Uco Bank halts IMPS service after internal technical glitch, 79 per cent of total amount recovered

The bank has retained and recovered Rs 649 crore out of Rs 820 crore worth of erroneous transactions and is taking steps to recover the balance amount

A Staff Reporter Calcutta Published 17.11.23, 08:52 AM
Representational image

Representational image File image

Calcutta: Uco Bank on Thursday said it has been able to recover around 79 per cent of the total amount erroneously transferred because of an internal technical glitch in the Immediate Payment Service (IMPS) between November 10 and 13.

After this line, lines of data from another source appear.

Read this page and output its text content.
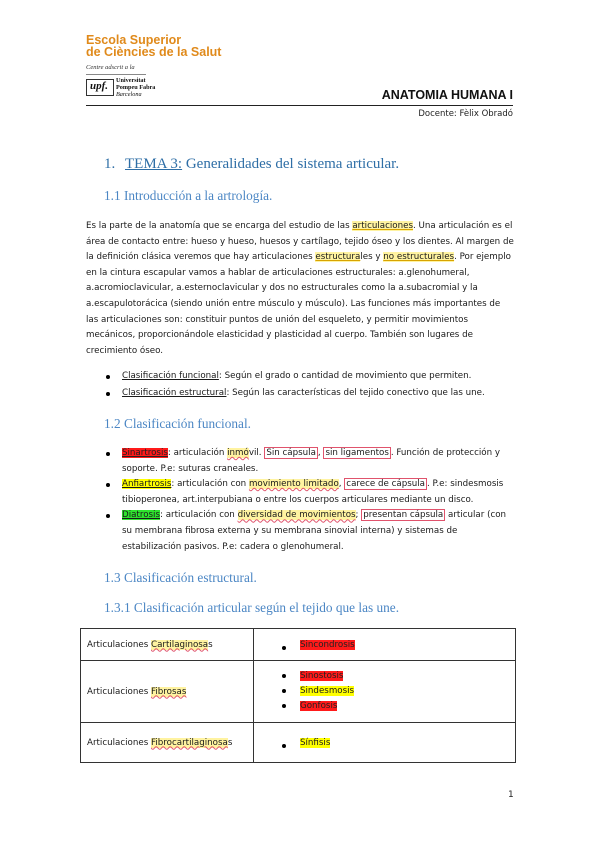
Escola Superior
de Ciències de la Salut
Centre adscrit a la
upf. Universitat
Pompeu Fabra
Barcelona	ANATOMIA HUMANA I
Docente: Fèlix Obradó
1. TEMA 3: Generalidades del sistema articular.
1.1 Introducción a la artrología.

Es la parte de la anatomía que se encarga del estudio de las articulaciones. Una articulación es el área de contacto entre: hueso y hueso, huesos y cartílago, tejido óseo y los dientes. Al margen de la definición clásica veremos que hay articulaciones estructurales y no estructurales. Por ejemplo en la cintura escapular vamos a hablar de articulaciones estructurales: a.glenohumeral, a.acromioclavicular, a.esternoclavicular y dos no estructurales como la a.subacromial y la a.escapulotorácica (siendo unión entre músculo y músculo). Las funciones más importantes de las articulaciones son: constituir puntos de unión del esqueleto, y permitir movimientos mecánicos, proporcionándole elasticidad y plasticidad al cuerpo. También son lugares de crecimiento óseo.

Clasificación funcional: Según el grado o cantidad de movimiento que permiten.
Clasificación estructural: Según las características del tejido conectivo que las une.
1.2 Clasificación funcional.
Sinartrosis: articulación inmóvil. Sin cápsula , sin ligamentos . Función de protección y soporte. P.e: suturas craneales.
Anfiartrosis: articulación con movimiento limitado, carece de cápsula . P.e: sindesmosis tibioperonea, art.interpubiana o entre los cuerpos articulares mediante un disco.
Diatrosis: articulación con diversidad de movimientos; presentan cápsula articular (con su membrana fibrosa externa y su membrana sinovial interna) y sistemas de estabilización pasivos. P.e: cadera o glenohumeral.
1.3 Clasificación estructural.
1.3.1 Clasificación articular según el tejido que las une.
Articulaciones Cartilaginosas	Sincondrosis

Articulaciones Fibrosas	Sinostosis
Sindesmosis
Gonfosis

Articulaciones Fibrocartilaginosas	Sínfisis
1
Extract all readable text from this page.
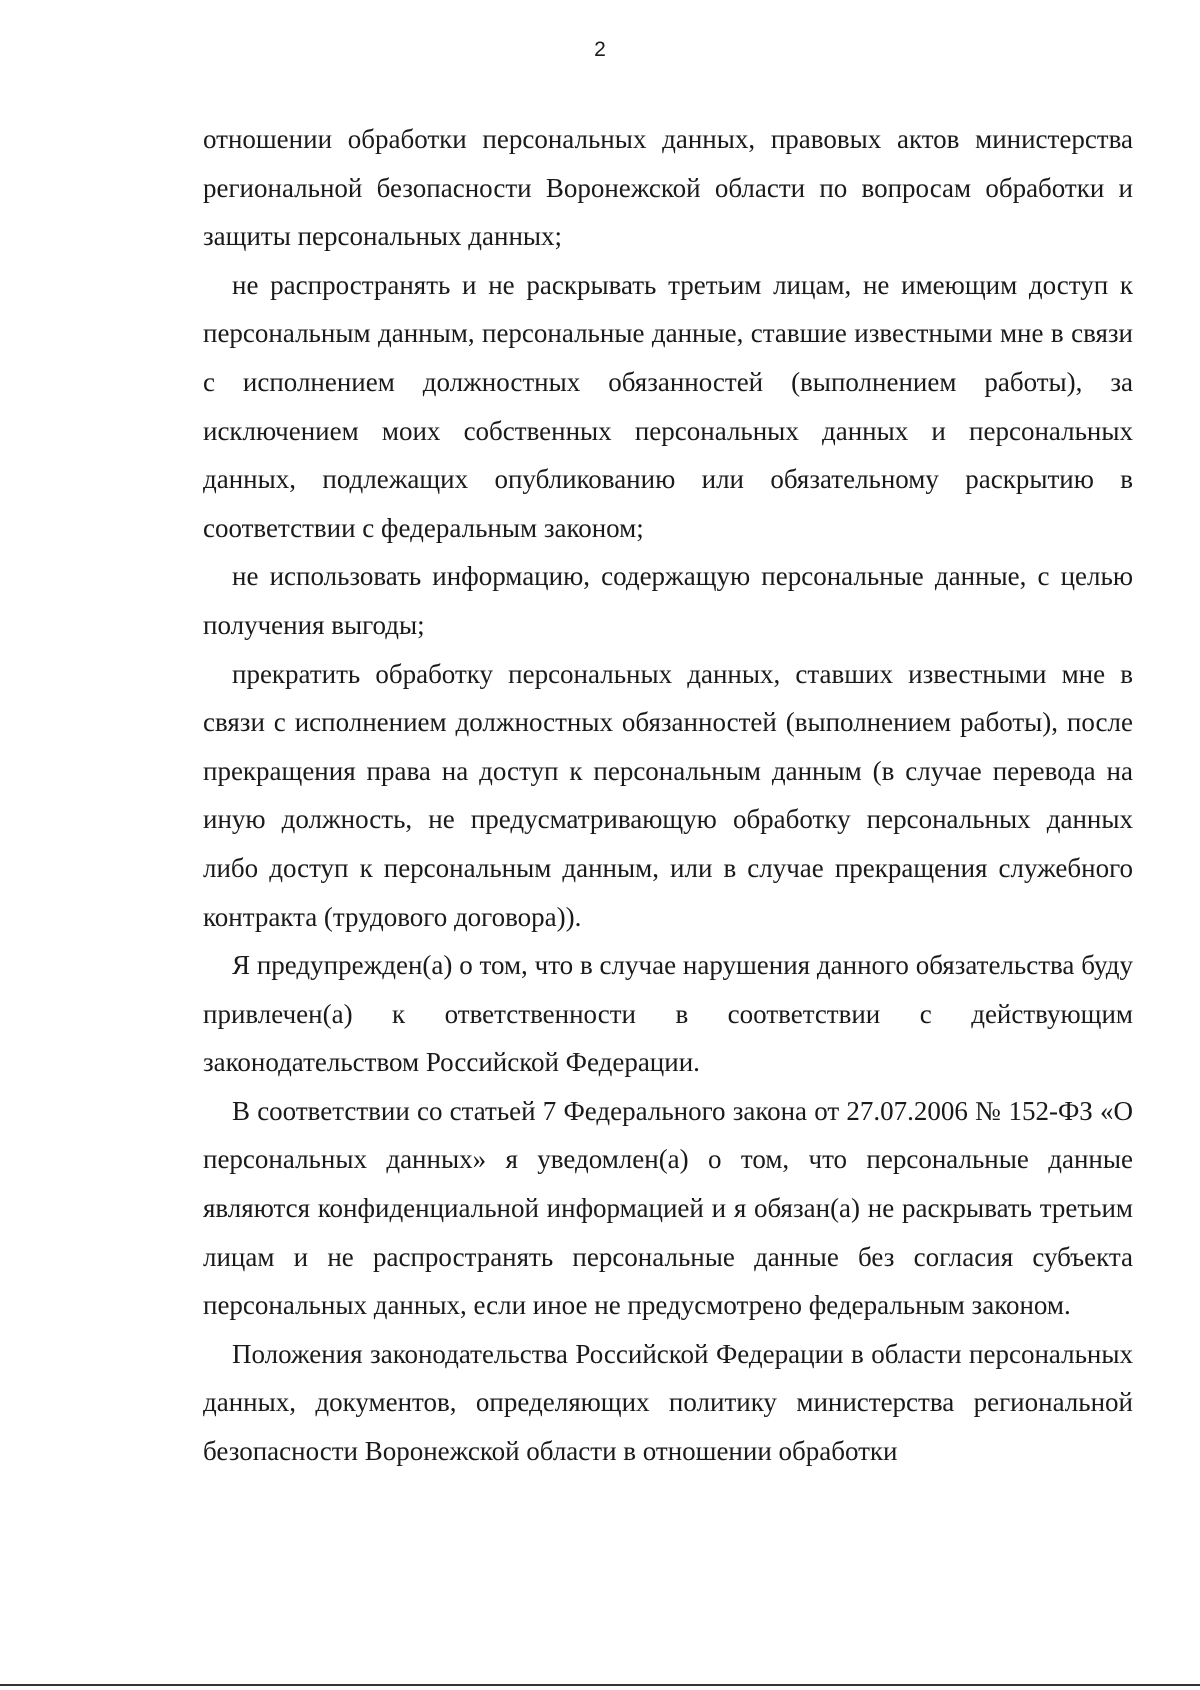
2

отношении обработки персональных данных, правовых актов министерства региональной безопасности Воронежской области по вопросам обработки и защиты персональных данных;

не распространять и не раскрывать третьим лицам, не имеющим доступ к персональным данным, персональные данные, ставшие известными мне в связи с исполнением должностных обязанностей (выполнением работы), за исключением моих собственных персональных данных и персональных данных, подлежащих опубликованию или обязательному раскрытию в соответствии с федеральным законом;

не использовать информацию, содержащую персональные данные, с целью получения выгоды;

прекратить обработку персональных данных, ставших известными мне в связи с исполнением должностных обязанностей (выполнением работы), после прекращения права на доступ к персональным данным (в случае перевода на иную должность, не предусматривающую обработку персональных данных либо доступ к персональным данным, или в случае прекращения служебного контракта (трудового договора)).

Я предупрежден(а) о том, что в случае нарушения данного обязательства буду привлечен(а) к ответственности в соответствии с действующим законодательством Российской Федерации.

В соответствии со статьей 7 Федерального закона от 27.07.2006 № 152-ФЗ «О персональных данных» я уведомлен(а) о том, что персональные данные являются конфиденциальной информацией и я обязан(а) не раскрывать третьим лицам и не распространять персональные данные без согласия субъекта персональных данных, если иное не предусмотрено федеральным законом.

Положения законодательства Российской Федерации в области персональных данных, документов, определяющих политику министерства региональной безопасности Воронежской области в отношении обработки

The bank has retained and recovered Rs 649 crore out of Rs 820 crore worth of erroneous transactions and is taking steps to recover the balance amount.

ADVERTISEMENT

Following the glitch, the bank has stopped the IMPS service, and it could be at least 3-4 days before it is again resumed, subject to clearance from all agencies and stakeholders.

IMPS allows individuals to send and receive money instantly using their mobile phones or internet banking.

“By taking various proactive steps, the bank (has) blocked the recipients’ accounts and has been able to retain and recover around Rs 649 crore out of Rs 820 crore, which is about 79 per cent of the amount,” Uco Bank said in a stock exchange filing.

“The bank has initiated requisite actions to recover the balance amount of Rs 171 crore. The matter has been reported to the law enforcement agencies for necessary action,” the bank said.

The bank’s scrips at Rs 39.38 were down 1.13 per cent over the previous close on the BSE on Thursday.

Uco Bank officials said that in the instances where erroneous credit transactions were found, customers were not entitled to utilise the balance as money did not actually debit from the remitter’s accounts.

Officials also said that internal inquiries have been initiated and the bank has reached out to the account holders concerned and the recovery process has started.